Do not know from where I should, let me start from scratch.

I am Pakistani working in UK under Tier1 General, My gf is Turkish and on student visa when I met her first time last year on a trip to Essen Germany. As we met each other’s families, things really workout well.

Now we are planning a wedding in Pakistan in Easter holidays because we both are free in that time and most of our family can join us easily too.

Question where we will settle is puzzling us, we understand either she have to join me or other way around. But after consultation with our family members we are considering Germany is to be better option for us. 

In this case I have various questions such as:

1-Can I apply spouce visa from German Embassy London?
2-How long usually it takes and what are major requirements in terms for her to support me.
3-She will be on her job for only 3 months when we will marry, can this effect our situation somehow?
4-Can we avoid lengthy spouse visa process or make this process little quicker such as: a lawyer told us I can enter Germany on SchengenTourist Category C visa and we can register our wedding in registery office in Germany by showing our Pakistani marriage certificate. Is it really possible? 
5-If above is possible then someone please share something about it, which heard or experience something similar.

Please recommend us doss and not to do's. I am reading expat forum I know lot experienced and knowledgeable people here who always glad to share their knowledge and experiences.

Please please someone guide us in right direction.

Looking forward for some helpful replies.

Best Regards,
Ali.


----------



## Bevdeforges

I'm not an expert on German immigration, but I did notice that you said your fiancée is currently on a student visa in Germany, but will be working when you get married.
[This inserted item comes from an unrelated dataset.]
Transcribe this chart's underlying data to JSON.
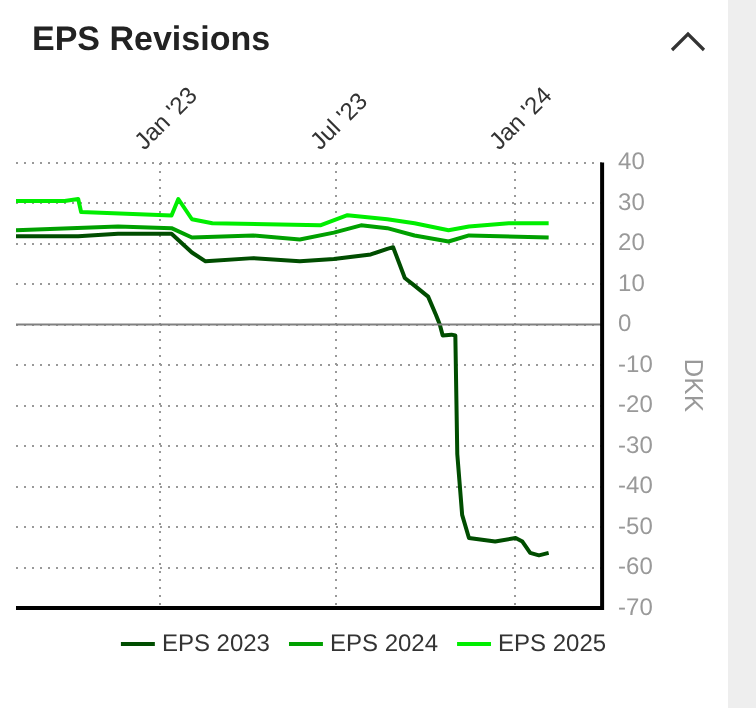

If she is going to have to change her visa status, you want to make sure that you ask about the spousal visa for someone on that visa status. (I.e. if she will have a working visa or other type of non-student visa.)

If her employer will be involved in her visa status change, they may be able to help secure your visa at the same time. (Never hurts to ask.)

You should probably check first with the German Embassy or Consulate in London to see what information they can give you. Chances are you won't be able to begin the application for a spouse visa until after your wedding in the spring - but the process should be fairly quick.
Cheers,
Bev


----------



## stranger_xr

Bevdeforges said:


> If her employer will be involved in her visa status change, they may be able to help secure your visa at the same time. (Never hurts to ask.)
> 
> Cheers,
> Bev


Thanks for reply Bev,

I have checkedwith my gf, she will be civil servant and they have already sorted her work visa. But she have to finish her studies first.

Also we checked with an immigration lawyer in Germany last month and she said I can change my shengen tourist visa within germany after wedidng. But I didnt find such information from anywhere else not even from embassy in london.

Anyone faced similar situation please share.

Cheers,
Ali.


----------